Credits / Potential change

The credits is the change in potential $\Phi = \min\lbrace n-\frac14C,\;C-n\rbrace$.

  • cheap push: $n$ gets one bigger, but $C$ is unchanged. If $C-n < n-\frac14 C$, then $\Phi$ drops by one (“we lose one credit”).
  • cheap pop: $n$ gets one smaller, but $C$ is unchanged. If $n-\frac14 C<C-n$, then $\Phi$ drops by one (“we lose one credit”).
  • copying push: We must have had $n=C$ (i.e. $\Phi_{i-1}=0$) before this push, and we will now set $C=2n$ before the push. Then, the push increments $n$. That means the new potential $\Phi_i=(n+1)-\frac14\cdot2n=\frac12n+1$. We have earned $\frac12n+1$ credits.
  • copying pop: We must have had $n=\frac14C$ (i.e. $\Phi_{i-1}=0$) before this push, and we will now make $C=2n$ before the pop; the pop itself then decrements $n$. So $\Phi_i=(n-1)-\frac14\cdot 2n = \frac12n-1$, and we have earned $\frac12n-1$ credits.

Adding up

Adding up actual cost and $-4(\Phi_i-\Phi_{i-1})$ shows that in each case the amortized costs are at most 5.

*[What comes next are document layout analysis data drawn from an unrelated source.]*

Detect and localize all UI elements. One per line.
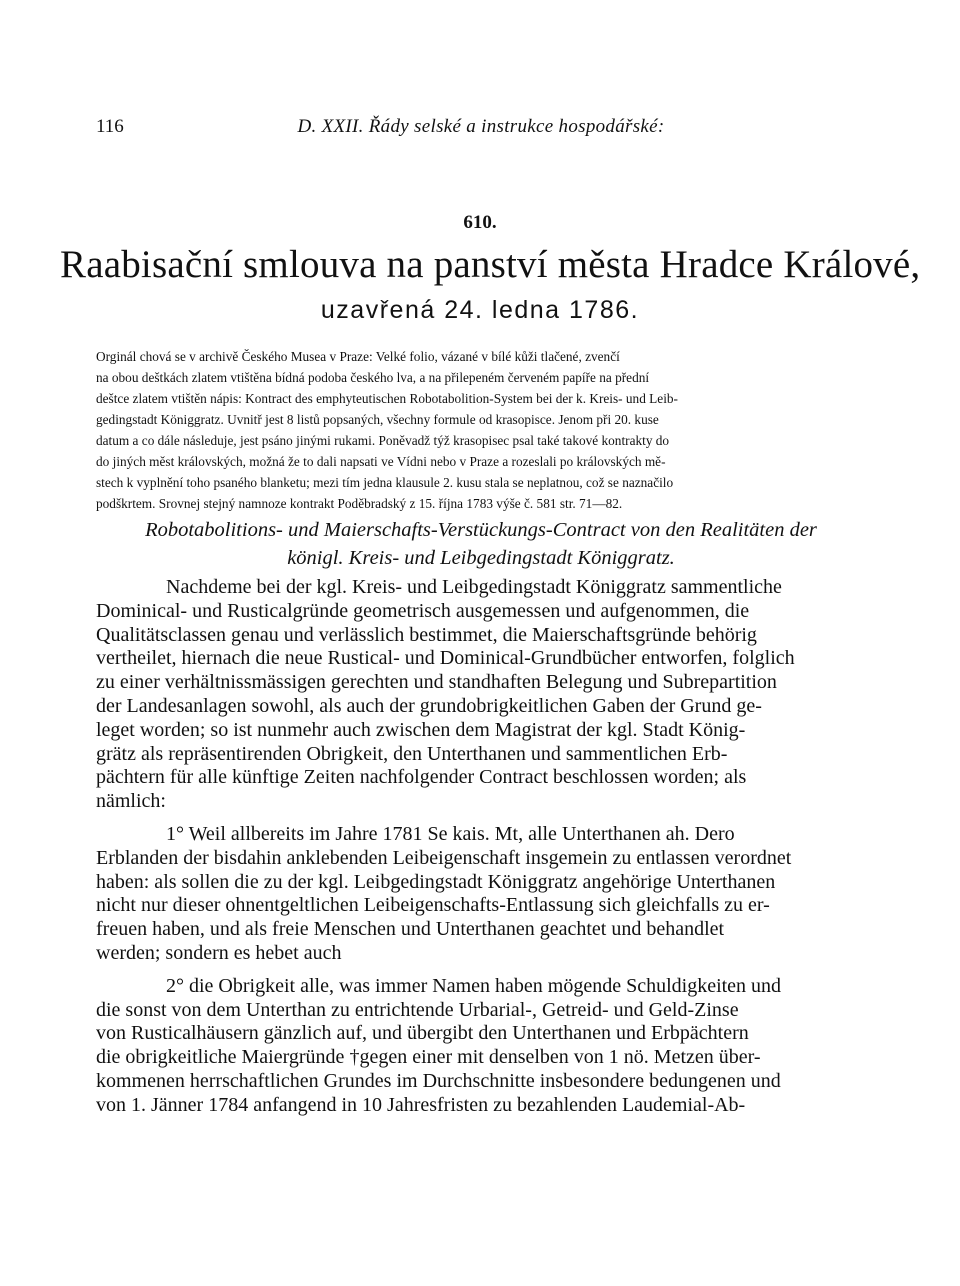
running-head: D. XXII. Řády selské a instrukce hospodářské: bbox=[297, 116, 665, 137]
document-number: 610. bbox=[463, 212, 497, 233]
document-subtitle: uzavřená 24. ledna 1786. bbox=[320, 296, 640, 324]
body-paragraph: Nachdeme bei der kgl. Kreis- und Leibgedingstadt Königgratz sammentliche Dominical- und Rusticalgründe geometrisch ausgemessen und aufgenommen, die Qualitätsclassen genau und verlässlich bestimmet, die Maierschaftsgründe behörig vertheilet, hiernach die neue Rustical- und Dominical-Grundbücher entworfen, folglich zu einer verhältnissmässigen gerechten und standhaften Belegung und Subrepartition der Landesanlagen sowohl, als auch der grundobrigkeitlichen Gaben der Grund ge- leget worden; so ist nunmehr auch zwischen dem Magistrat der kgl. Stadt König- grätz als repräsentirenden Obrigkeit, den Unterthanen und sammentlichen Erb- pächtern für alle künftige Zeiten nachfolgender Contract beschlossen worden; als nämlich: bbox=[96, 576, 795, 813]
archival-note: Orginál chová se v archivě Českého Musea v Praze: Velké folio, vázané v bílé kůži tlačené, zvenčí na obou deštkách zlatem vtištěna bídná podoba českého lva, a na přilepeném červeném papíře na přední deštce zlatem vtištěn nápis: Kontract des emphyteutischen Robotabolition-System bei der k. Kreis- und Leib- gedingstadt Königgratz. Uvnitř jest 8 listů popsaných, všechny formule od krasopisce. Jenom při 20. kuse datum a co dále následuje, jest psáno jinými rukami. Poněvadž týž krasopisec psal také takové kontrakty do do jiných měst královských, možná že to dali napsati ve Vídni nebo v Praze a rozeslali po královských mě- stech k vyplnění toho psaného blanketu; mezi tím jedna klausule 2. kusu stala se neplatnou, což se naznačilo podškrtem. Srovnej stejný namnoze kontrakt Poděbradský z 15. října 1783 výše č. 581 str. 71—82. bbox=[96, 349, 678, 511]
contract-heading: Robotabolitions- und Maierschafts-Verstückungs-Contract von den Realitäten der königl. Kreis- und Leibgedingstadt Königgratz. bbox=[145, 519, 817, 569]
body-paragraph: 2° die Obrigkeit alle, was immer Namen haben mögende Schuldigkeiten und die sonst von dem Unterthan zu entrichtende Urbarial-, Getreid- und Geld-Zinse von Rusticalhäusern gänzlich auf, und übergibt den Unterthanen und Erbpächtern die obrigkeitliche Maiergründe †gegen einer mit denselben von 1 nö. Metzen über- kommenen herrschaftlichen Grundes im Durchschnitte insbesondere bedungenen und von 1. Jänner 1784 anfangend in 10 Jahresfristen zu bezahlenden Laudemial-Ab- bbox=[96, 974, 782, 1116]
document-title: Raabisační smlouva na panství města Hradce Králové, bbox=[60, 243, 921, 286]
page-number: 116 bbox=[96, 116, 124, 137]
body-paragraph: 1° Weil allbereits im Jahre 1781 Se kais. Mt, alle Unterthanen ah. Dero Erblanden der bisdahin anklebenden Leibeigenschaft insgemein zu entlassen verordnet haben: als sollen die zu der kgl. Leibgedingstadt Königgratz angehörige Unterthanen nicht nur dieser ohnentgeltlichen Leibeigenschafts-Entlassung sich gleichfalls zu er- freuen haben, und als freie Menschen und Unterthanen geachtet und behandlet werden; sondern es hebet auch bbox=[96, 822, 792, 964]
body-text bbox=[96, 576, 866, 1127]
page-header bbox=[96, 116, 866, 140]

Part 2: From amortized to total actual costs

The second part is indeed the same for all amortized analyses: The total actual cost over a sequence of $m$ operations is essentially bounded by the sum of their amortized costs, plus initial/final potential; this is shown using a telescoping-sum argument:

\[5m \ge \sum_{i=1}^m a_i = \sum_{i=1}^m c_i - 4 \underbrace{\sum_{i=1}^m(\Phi_i - \Phi_{i-1})}_{=\Phi_m - \Phi_0}\]

Rearranging gives

\[\sum_{i=1}^m c_i \le 5m + 4\Phi_m-4\Phi_0\]

Now, we can also show using the invariant $\frac14 C \le n \le n$, i.e., $n\le C \le 4n$, that $0\le \Phi\le \frac35n$: Since $\Phi$ is piecewise linear, it suffices to consider the endpoints of the linear segments, i.e., $C = 4n$, $C = n$ and $n-\frac14 C = C-n$, i.e., $C = \frac85 n$; at these points $\Phi$ has values $0$, $0$, and $\frac35 n$, respectively.

Hence $\displaystyle\sum_{i=1}^m c_i \le 4\Phi_m -4\Phi_0 \le 5m + 2.4n \in \Theta(m+n)$.